There's a large number of tools to help with debugging, but to be honest you quite often want a quick and simple method to check and solve problems. With that in mind, here's a set of debugging tools that are worth keeping handy.


When writing code, write one line at a time, and think about how you can test it. That way, if anything goes wrong, you know which line it's gone wrong in.


The print() function is your friend. If some thing isn't working, and you think it is a variable that's wrong at some point, stick in a whole bunch of prints back from that point to the point the variable was first written to see where the issue arises. Print is also useful for checking loops are looping, and code is actually getting to some point. If code fails mysteriously, the first thing to do is dump in some prints and see how far it is getting.


Check objects exist before you use them. You'd be suprised how easy it is to end up with objects that haven't been set up yet and are still just labels (i.e. None). If they're None they may not print properly, but you can print their type() to see. If you don't think a variable inside an object exists, check both the variable and the object it is in – it may be that the object doesn't exist yet.

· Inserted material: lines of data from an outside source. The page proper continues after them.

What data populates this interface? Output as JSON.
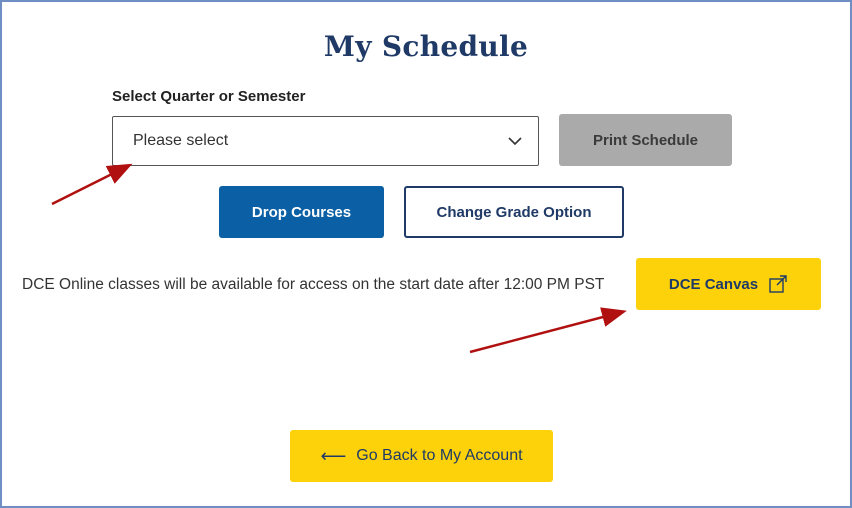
{
  "page": {
    "title": "My Schedule"
  },
  "term_select": {
    "label": "Select Quarter or Semester",
    "value": "Please select"
  },
  "buttons": {
    "print": "Print Schedule",
    "drop": "Drop Courses",
    "change_grade": "Change Grade Option",
    "canvas": "DCE Canvas",
    "back": "Go Back to My Account"
  },
  "notice": {
    "text": "DCE Online classes will be available for access on the start date after 12:00 PM PST"
  },
  "icons": {
    "select_chevron": "chevron-down-icon",
    "canvas_external": "external-link-icon",
    "back_arrow": "arrow-left-icon"
  },
  "colors": {
    "title": "#1f3a66",
    "primary_blue": "#0b5fa4",
    "accent_yellow": "#fdd20b",
    "disabled_gray": "#aaaaaa",
    "annotation_red": "#b01010"
  }
}
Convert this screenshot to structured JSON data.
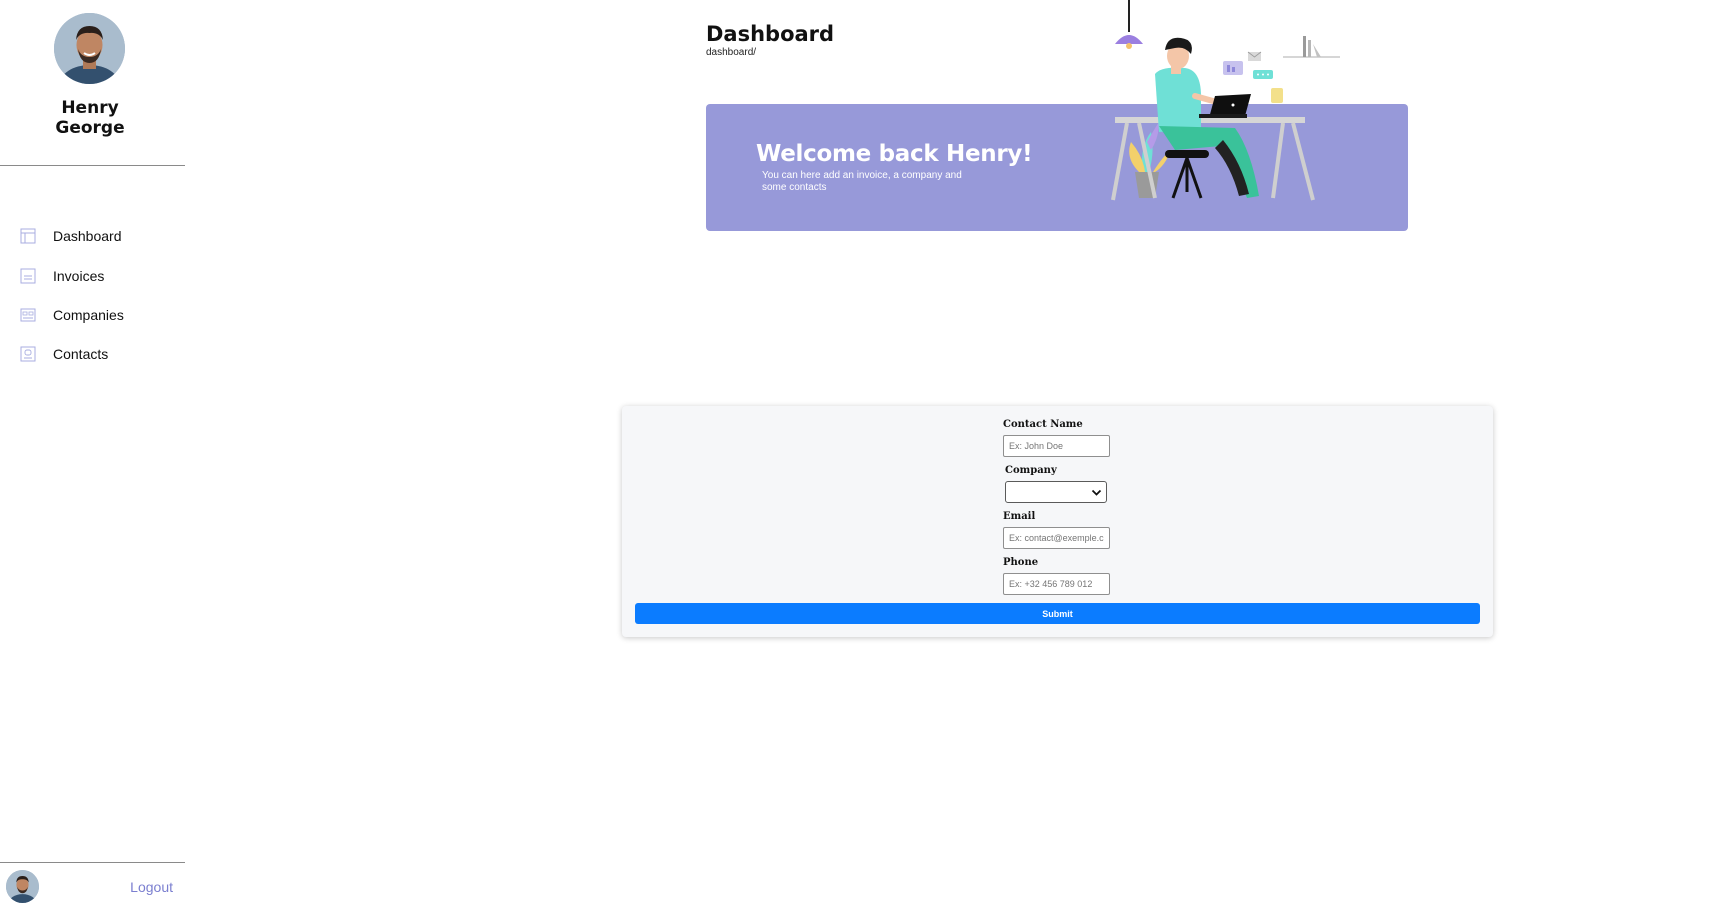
{
  "sidebar": {
    "profile": {
      "first_name": "Henry",
      "last_name": "George",
      "avatar_icon": "user-avatar"
    },
    "nav_items": [
      {
        "label": "Dashboard",
        "icon": "dashboard-icon"
      },
      {
        "label": "Invoices",
        "icon": "invoice-icon"
      },
      {
        "label": "Companies",
        "icon": "company-icon"
      },
      {
        "label": "Contacts",
        "icon": "contact-icon"
      }
    ],
    "logout_label": "Logout"
  },
  "header": {
    "title": "Dashboard",
    "breadcrumb": "dashboard/"
  },
  "banner": {
    "title": "Welcome back Henry!",
    "subtitle": "You can here add an invoice, a company and some contacts"
  },
  "form": {
    "contact_name": {
      "label": "Contact Name",
      "placeholder": "Ex: John Doe",
      "value": ""
    },
    "company": {
      "label": "Company",
      "selected": ""
    },
    "email": {
      "label": "Email",
      "placeholder": "Ex: contact@exemple.com",
      "value": ""
    },
    "phone": {
      "label": "Phone",
      "placeholder": "Ex: +32 456 789 012",
      "value": ""
    },
    "submit_label": "Submit"
  },
  "colors": {
    "accent": "#7b7fd0",
    "banner_bg": "#9799d9",
    "submit_bg": "#0b7cff",
    "card_bg": "#f6f7f9"
  }
}
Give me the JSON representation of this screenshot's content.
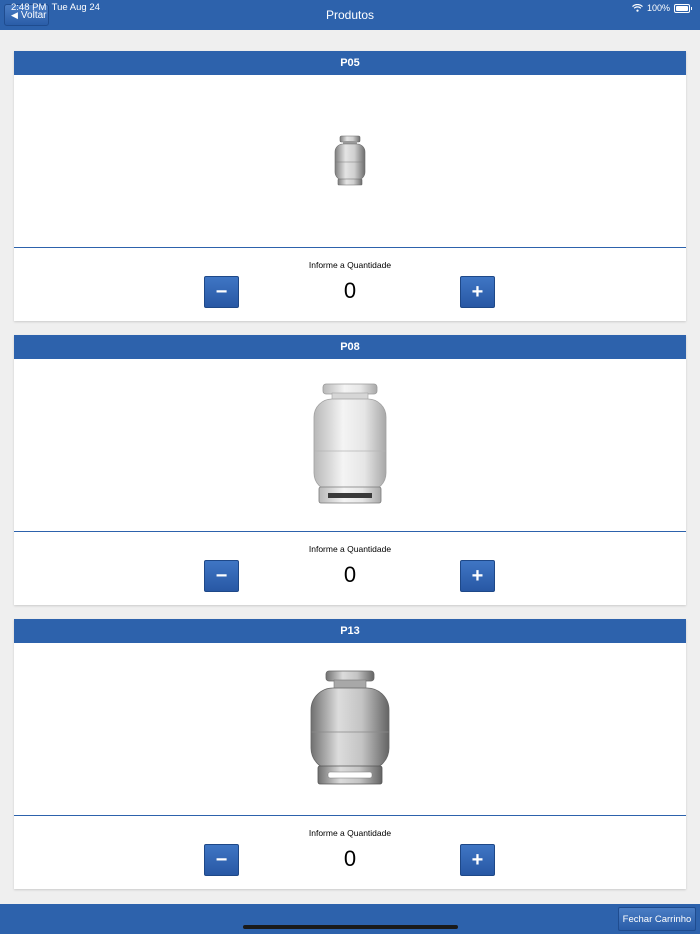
{
  "status_bar": {
    "time": "2:48 PM",
    "date": "Tue Aug 24",
    "battery": "100%"
  },
  "nav": {
    "back_label": "Voltar",
    "title": "Produtos"
  },
  "products": [
    {
      "name": "P05",
      "quantity_label": "Informe a Quantidade",
      "quantity": "0",
      "minus_label": "−",
      "plus_label": "+"
    },
    {
      "name": "P08",
      "quantity_label": "Informe a Quantidade",
      "quantity": "0",
      "minus_label": "−",
      "plus_label": "+"
    },
    {
      "name": "P13",
      "quantity_label": "Informe a Quantidade",
      "quantity": "0",
      "minus_label": "−",
      "plus_label": "+"
    }
  ],
  "footer": {
    "checkout_label": "Fechar Carrinho"
  },
  "colors": {
    "primary": "#2d62ac",
    "background": "#efefef"
  }
}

If functions aren't working, check the data passed in is correct. Try the same function with toy data; for example a 3x5 list, rather than a 1000x1000 one. The latter is hard to spot mistakes with. Use non-square 2D containers rather than square ones for testing, as the former pick up issues with dimension indices being the wrong way round.

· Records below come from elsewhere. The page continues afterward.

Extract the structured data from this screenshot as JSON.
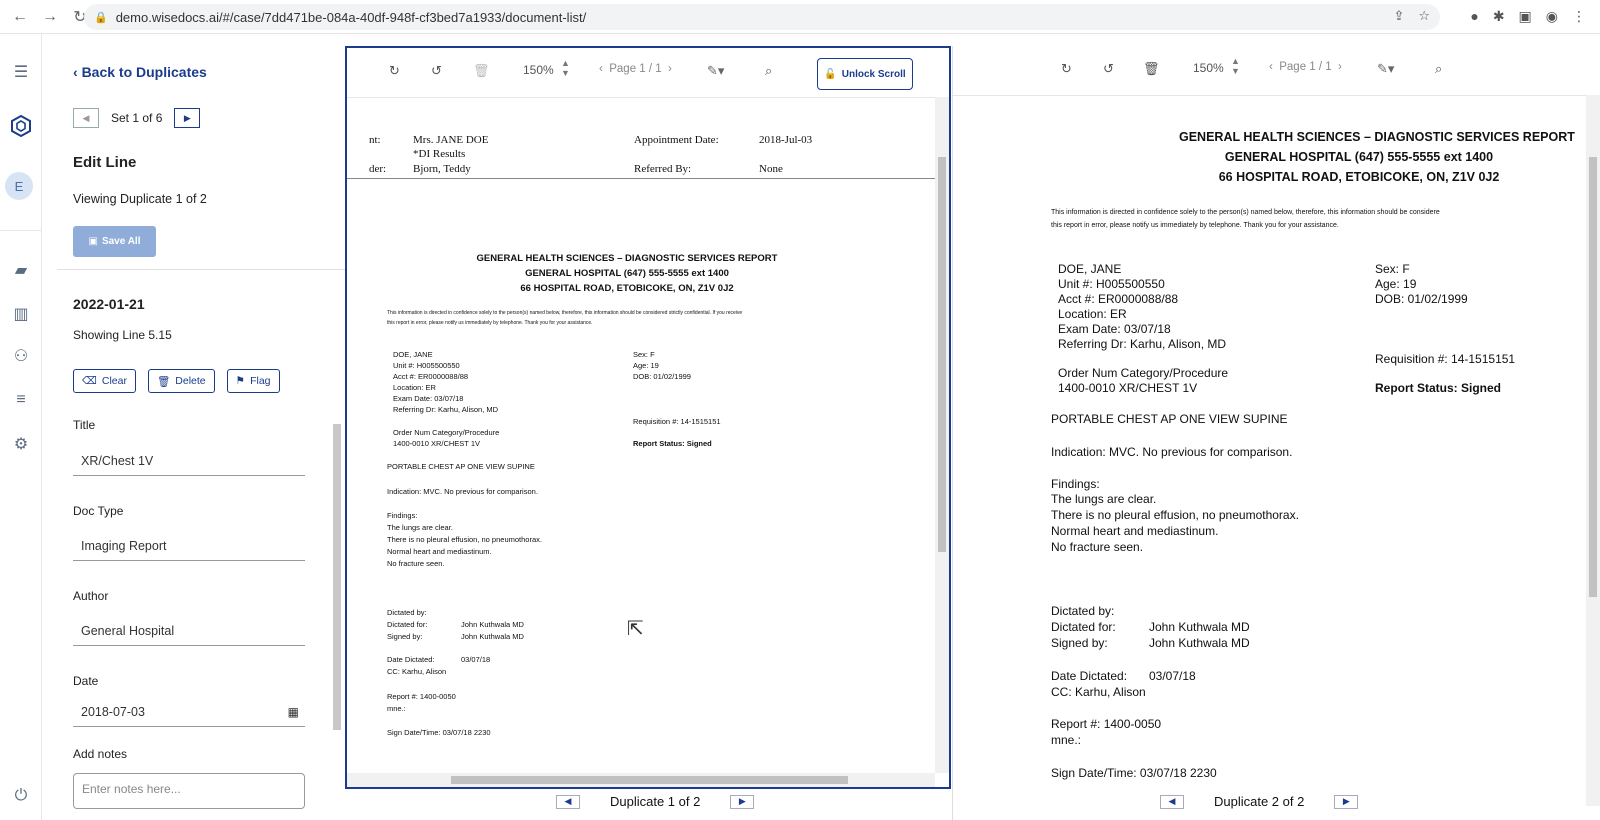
{
  "browser": {
    "url": "demo.wisedocs.ai/#/case/7dd471be-084a-40df-948f-cf3bed7a1933/document-list/"
  },
  "rail": {
    "avatar_initial": "E"
  },
  "panel": {
    "back_label": "Back to Duplicates",
    "set_label": "Set 1 of 6",
    "edit_heading": "Edit Line",
    "viewing_label": "Viewing Duplicate 1 of 2",
    "save_all_label": "Save All",
    "date_heading": "2022-01-21",
    "showing_label": "Showing Line 5.15",
    "clear_label": "Clear",
    "delete_label": "Delete",
    "flag_label": "Flag",
    "fields": {
      "title_label": "Title",
      "title_value": "XR/Chest 1V",
      "doctype_label": "Doc Type",
      "doctype_value": "Imaging Report",
      "author_label": "Author",
      "author_value": "General Hospital",
      "date_label": "Date",
      "date_value": "2018-07-03",
      "notes_label": "Add notes",
      "notes_placeholder": "Enter notes here..."
    }
  },
  "viewer_left": {
    "zoom": "150%",
    "page": "Page 1 / 1",
    "unlock_label": "Unlock Scroll",
    "pager_label": "Duplicate 1 of 2",
    "header": {
      "h1": "nt:",
      "v1": "Mrs. JANE DOE",
      "v1b": "*DI Results",
      "k2": "Appointment Date:",
      "v2": "2018-Jul-03",
      "h3": "der:",
      "v3": "Bjorn, Teddy",
      "k4": "Referred By:",
      "v4": "None"
    }
  },
  "viewer_right": {
    "zoom": "150%",
    "page": "Page 1 / 1",
    "pager_label": "Duplicate 2 of 2"
  },
  "report": {
    "title1": "GENERAL HEALTH SCIENCES – DIAGNOSTIC SERVICES REPORT",
    "title2": "GENERAL HOSPITAL  (647) 555-5555 ext 1400",
    "title3": "66 HOSPITAL ROAD, ETOBICOKE, ON, Z1V 0J2",
    "conf1": "This information is directed in confidence solely to the person(s) named below, therefore, this information should be considered strictly confidential. If you receive",
    "conf2": "this report in error, please notify us immediately by telephone. Thank you for your assistance.",
    "conf1_right": "This information is directed in confidence solely to the person(s) named below, therefore, this information should be considere",
    "patient": "DOE, JANE",
    "unit": "Unit #: H005500550",
    "acct": "Acct #: ER0000088/88",
    "location": "Location: ER",
    "exam_date": "Exam Date: 03/07/18",
    "referring": "Referring Dr: Karhu, Alison, MD",
    "sex": "Sex: F",
    "age": "Age: 19",
    "dob": "DOB: 01/02/1999",
    "requisition": "Requisition #: 14-1515151",
    "order_head": "Order Num   Category/Procedure",
    "order_row": "1400-0010   XR/CHEST 1V",
    "status": "Report Status: Signed",
    "procedure": "PORTABLE CHEST AP ONE VIEW SUPINE",
    "indication": "Indication: MVC. No previous for comparison.",
    "findings": "Findings:",
    "f1": "The lungs are clear.",
    "f2": "There is no pleural effusion, no pneumothorax.",
    "f3": "Normal heart and mediastinum.",
    "f4": "No fracture seen.",
    "dictated_by": "Dictated by:",
    "dictated_for": "Dictated for:",
    "dictated_for_val": "John Kuthwala MD",
    "signed_by": "Signed by:",
    "signed_by_val": "John Kuthwala MD",
    "date_dictated": "Date Dictated:",
    "date_dictated_val": "03/07/18",
    "cc": "CC: Karhu, Alison",
    "report_no": "Report #: 1400-0050",
    "mne": "mne.:",
    "sign_date": "Sign Date/Time: 03/07/18  2230"
  }
}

If code isn't working, and it isn't obvious where the problem is, either cut out everything and slowly add chunks of code in to see what works, or slowly remove chunk by chunk and see when it starts working. If there's a problem with the text file the Python is saved in (for example, it isn't the UTF-8 format), you'll quite often have to strip a file back to Hello World before this will become obvious (for reference, Notepad++ will allow you to save alternative formats as UTF-8).

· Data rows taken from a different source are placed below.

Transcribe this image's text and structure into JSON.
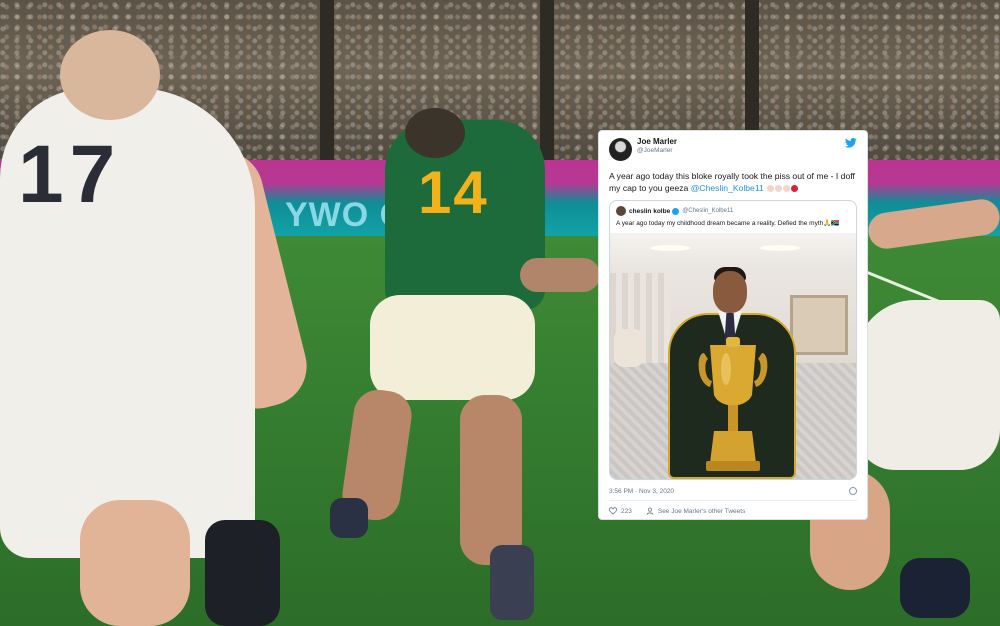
{
  "scene": {
    "ad_board_text": "YWO                    CO",
    "player_left_number": "17",
    "player_center_number": "14"
  },
  "tweet": {
    "author_name": "Joe Marler",
    "author_handle": "@JoeMarler",
    "text_before_mention": "A year ago today this bloke royally took the piss out of me - I doff my cap to you geeza ",
    "mention": "@Cheslin_Kolbe11",
    "quoted": {
      "author_name": "cheslin kolbe",
      "author_handle": "@Cheslin_Kolbe11",
      "text": "A year ago today my childhood dream became a reality. Defied the myth🙏🇿🇦"
    },
    "timestamp": "3:56 PM · Nov 3, 2020",
    "like_count": "223",
    "profile_link": "See Joe Marler's other Tweets",
    "colors": {
      "link": "#1b95e0",
      "verified": "#1da1f2"
    }
  }
}
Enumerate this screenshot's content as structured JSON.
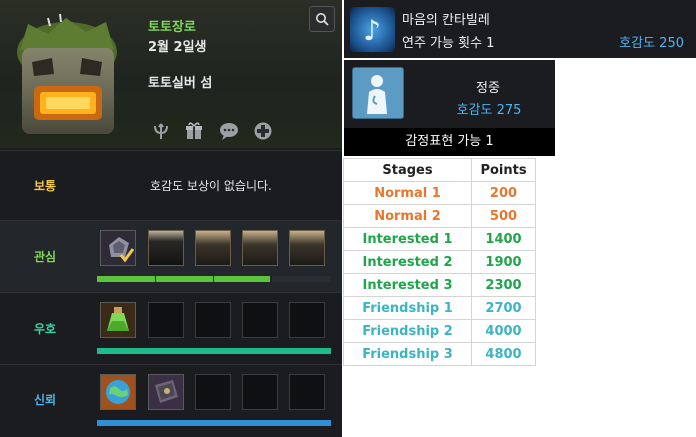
{
  "npc": {
    "name": "토토장로",
    "birthday": "2월 2일생",
    "location": "토토실버 섬"
  },
  "header_icons": [
    "trident-icon",
    "gift-icon",
    "chat-bubble-icon",
    "medal-icon"
  ],
  "stages": {
    "normal": {
      "label": "보통",
      "message": "호감도 보상이 없습니다."
    },
    "interest": {
      "label": "관심",
      "progress": 0.74
    },
    "friendship": {
      "label": "우호",
      "progress": 1.0
    },
    "trust": {
      "label": "신뢰",
      "progress": 1.0
    }
  },
  "colors": {
    "normal_label": "#f2c94c",
    "interest_label": "#7ed957",
    "friend_label": "#3fd4a4",
    "trust_label": "#4fb4f0",
    "interest_bar": "#5ac43c",
    "friend_bar": "#1fba8a",
    "trust_bar": "#2f8fd6",
    "affinity_text": "#4fb4f0"
  },
  "card_music": {
    "title": "마음의 칸타빌레",
    "count_label": "연주 가능 횟수 1",
    "affinity": "호감도 250",
    "icon": "music-note-icon"
  },
  "card_emotion": {
    "name": "정중",
    "affinity": "호감도 275",
    "footer": "감정표현 가능 1",
    "icon": "bow-gesture-icon"
  },
  "points_table": {
    "headers": [
      "Stages",
      "Points"
    ],
    "rows": [
      {
        "stage": "Normal 1",
        "points": "200",
        "color": "#e8772e"
      },
      {
        "stage": "Normal 2",
        "points": "500",
        "color": "#e8772e"
      },
      {
        "stage": "Interested 1",
        "points": "1400",
        "color": "#1fa54a"
      },
      {
        "stage": "Interested 2",
        "points": "1900",
        "color": "#1fa54a"
      },
      {
        "stage": "Interested 3",
        "points": "2300",
        "color": "#1fa54a"
      },
      {
        "stage": "Friendship 1",
        "points": "2700",
        "color": "#3bb4c4"
      },
      {
        "stage": "Friendship 2",
        "points": "4000",
        "color": "#3bb4c4"
      },
      {
        "stage": "Friendship 3",
        "points": "4800",
        "color": "#3bb4c4"
      }
    ]
  }
}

Unchain complicated function calls and nested function calls. For example, if Python says there is something wrong with:
a = function1().function2().function3()
or
a = function1(function2(function3()))
the first thing to do is expand both to:
c = function3()
b = function2(c)
a = function1(b)

so Python tells you which call is actually going wrong. You can always re-compress them later once you've worked out the issue.


Check indents: if the code is running, but doing something odd, the most likely issue is that a dedent has pulled code out of a loop or function it should be indented inside.


Check spellings, especially of variable names. Use a variable explorer to check when variables come into being. If more than one variable with similar names start appearing, it might be a mis-spelling.


Check scope. If Python refuses to recognise a variable or function name you've definitely created, chances are its scope isn't right and it doesn't exist inside the relevant code. In a script this can be as simple as not making the function or variable before it is being used.


If you make changes to a class and they don't seem to be being picked up, test this by first printing the object you're making from the class (you should see the class name and a set of letters and numbers representing the memory address of the object); if you're sure the object is of the class you're expecting, override the invisible __str__(self) function in the class, and get it to return a relevant string (for example, the variable you're changing). If you now print the object, you should see whatever you told __str__(self) to return, and you know your class changes are being picked up. If they aren't, a common problem is having copied files to a new location. Python will keep picking up the original position of files you import, so if you've moved them, the simplest solution is to rename the moved versions and import the new name.


Work through stuff by hand. If all else fails, get out a piece of paper and work through code a line at a time recording what you think the variable values are. This can be suprisingly useful with loop structures especially.